-Lancaster slave trade port to Fairtrade City
25th/26th March 2017
The FIG Tree was awarded a grant of £52,500 from the Heritage Lottery Fund in 2015 to explore Lancaster’s role in the slave trade during the 18th century, as well as the area’s involvement in promoting fair trade today. To celebrate the end of the project, an exciting weekend of events took place on 25th/26th March 2017, commemorating 210 years since the act was passed to abolish the British Transatlantic slave trade. As part of ‘210 Abolition – Lancaster slave trade port to Fairtrade City’ several events took place in Lancaster including a Regency Banquet and Ball at the Borough; services, a lecture and chocolate workshops at The Priory; and Quaker worship and slave trade / Fair Trade Debate at the Friends Meeting House. The abolition of the slave trade act was passed exactly 210 years earlier on 25th March 1807.
Bruce Crowther MBE, Executive Director of the FIG Tree said, “The slave trade abolitionist message was ‘It is simply immoral that people should be allowed to suffer in order to provide us with luxuries such as tea, coffee and sugar at a cheap price’ and sadly that message is still true today. There are people in Ghana growing cocoa for our chocolate that do not have access to clean drinking water and this is simply immoral. We can change this however, by buying Fair Trade products.”
In addition to the ‘210 Abolition’ weekend a walk from Pooley Bridge to Grasmere took place on Saturday 15th April as part of The International Festival Of Fair Trade Walks.

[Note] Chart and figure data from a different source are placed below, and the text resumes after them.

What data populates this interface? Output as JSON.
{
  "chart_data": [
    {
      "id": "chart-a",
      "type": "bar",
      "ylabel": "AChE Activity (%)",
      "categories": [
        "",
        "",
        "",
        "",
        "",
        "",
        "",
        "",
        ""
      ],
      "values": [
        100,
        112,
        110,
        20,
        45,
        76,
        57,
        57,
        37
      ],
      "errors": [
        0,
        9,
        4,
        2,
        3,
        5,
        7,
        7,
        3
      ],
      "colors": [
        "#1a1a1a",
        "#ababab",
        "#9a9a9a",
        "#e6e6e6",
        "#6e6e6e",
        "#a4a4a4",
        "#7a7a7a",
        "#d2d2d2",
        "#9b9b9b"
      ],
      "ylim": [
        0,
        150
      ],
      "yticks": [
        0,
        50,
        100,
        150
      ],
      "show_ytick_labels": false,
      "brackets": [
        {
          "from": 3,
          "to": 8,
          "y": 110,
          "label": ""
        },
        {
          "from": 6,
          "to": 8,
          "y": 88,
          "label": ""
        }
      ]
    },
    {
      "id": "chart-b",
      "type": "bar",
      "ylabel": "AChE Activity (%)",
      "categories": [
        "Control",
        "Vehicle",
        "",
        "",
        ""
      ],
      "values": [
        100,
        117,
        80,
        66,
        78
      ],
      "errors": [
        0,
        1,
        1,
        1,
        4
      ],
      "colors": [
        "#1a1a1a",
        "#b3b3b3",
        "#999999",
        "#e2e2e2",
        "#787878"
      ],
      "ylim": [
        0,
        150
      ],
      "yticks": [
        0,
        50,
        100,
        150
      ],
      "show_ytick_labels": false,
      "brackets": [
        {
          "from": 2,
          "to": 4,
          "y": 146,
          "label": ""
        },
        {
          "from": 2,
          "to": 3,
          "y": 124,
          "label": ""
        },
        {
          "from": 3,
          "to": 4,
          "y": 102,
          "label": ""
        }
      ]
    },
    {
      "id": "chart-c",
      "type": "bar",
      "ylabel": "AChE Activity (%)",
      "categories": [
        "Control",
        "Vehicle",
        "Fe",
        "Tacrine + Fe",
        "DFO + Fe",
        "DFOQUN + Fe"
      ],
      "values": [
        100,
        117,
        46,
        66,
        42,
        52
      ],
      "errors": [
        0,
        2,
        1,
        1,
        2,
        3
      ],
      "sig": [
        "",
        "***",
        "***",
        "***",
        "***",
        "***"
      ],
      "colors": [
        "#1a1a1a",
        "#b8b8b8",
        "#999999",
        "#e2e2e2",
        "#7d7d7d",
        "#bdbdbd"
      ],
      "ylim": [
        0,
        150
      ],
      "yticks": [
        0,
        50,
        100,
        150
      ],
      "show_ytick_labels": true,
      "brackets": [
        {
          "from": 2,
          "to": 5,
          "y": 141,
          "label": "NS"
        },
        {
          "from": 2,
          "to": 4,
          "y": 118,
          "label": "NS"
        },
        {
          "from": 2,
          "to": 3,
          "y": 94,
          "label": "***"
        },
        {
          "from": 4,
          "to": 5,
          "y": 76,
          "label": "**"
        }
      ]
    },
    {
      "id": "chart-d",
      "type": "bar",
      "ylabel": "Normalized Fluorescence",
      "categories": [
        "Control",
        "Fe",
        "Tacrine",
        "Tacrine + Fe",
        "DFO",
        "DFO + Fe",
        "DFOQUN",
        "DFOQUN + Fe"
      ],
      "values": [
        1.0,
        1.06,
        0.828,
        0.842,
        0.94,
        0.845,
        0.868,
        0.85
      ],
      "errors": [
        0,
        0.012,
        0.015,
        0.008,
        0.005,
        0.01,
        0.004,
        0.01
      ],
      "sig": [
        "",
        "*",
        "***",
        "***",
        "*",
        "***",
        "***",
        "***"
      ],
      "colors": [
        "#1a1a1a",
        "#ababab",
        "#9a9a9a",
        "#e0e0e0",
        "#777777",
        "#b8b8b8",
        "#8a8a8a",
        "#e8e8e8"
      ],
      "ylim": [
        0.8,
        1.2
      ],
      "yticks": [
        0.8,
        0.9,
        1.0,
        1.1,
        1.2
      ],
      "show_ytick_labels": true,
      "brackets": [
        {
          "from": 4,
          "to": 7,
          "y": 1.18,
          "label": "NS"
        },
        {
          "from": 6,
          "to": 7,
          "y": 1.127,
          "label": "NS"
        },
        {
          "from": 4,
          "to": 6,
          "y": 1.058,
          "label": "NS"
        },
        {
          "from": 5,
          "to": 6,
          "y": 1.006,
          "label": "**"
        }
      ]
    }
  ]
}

This branch of the Fair Trade Way from Garstang to Keswick will retrace the steps of poet William Wordsworth returning to his home at Dove Cottage after visiting his friend and fellow abolitionist Thomas Clarkson at Eusemere Lodge. It will pass by the site that inspired Wordsworth’s most famous work ‘I Wandered Lonely as a Cloud’ exactly 215 years after Wordsworth came across the “long belt” of daffodils with his sister Dorothy.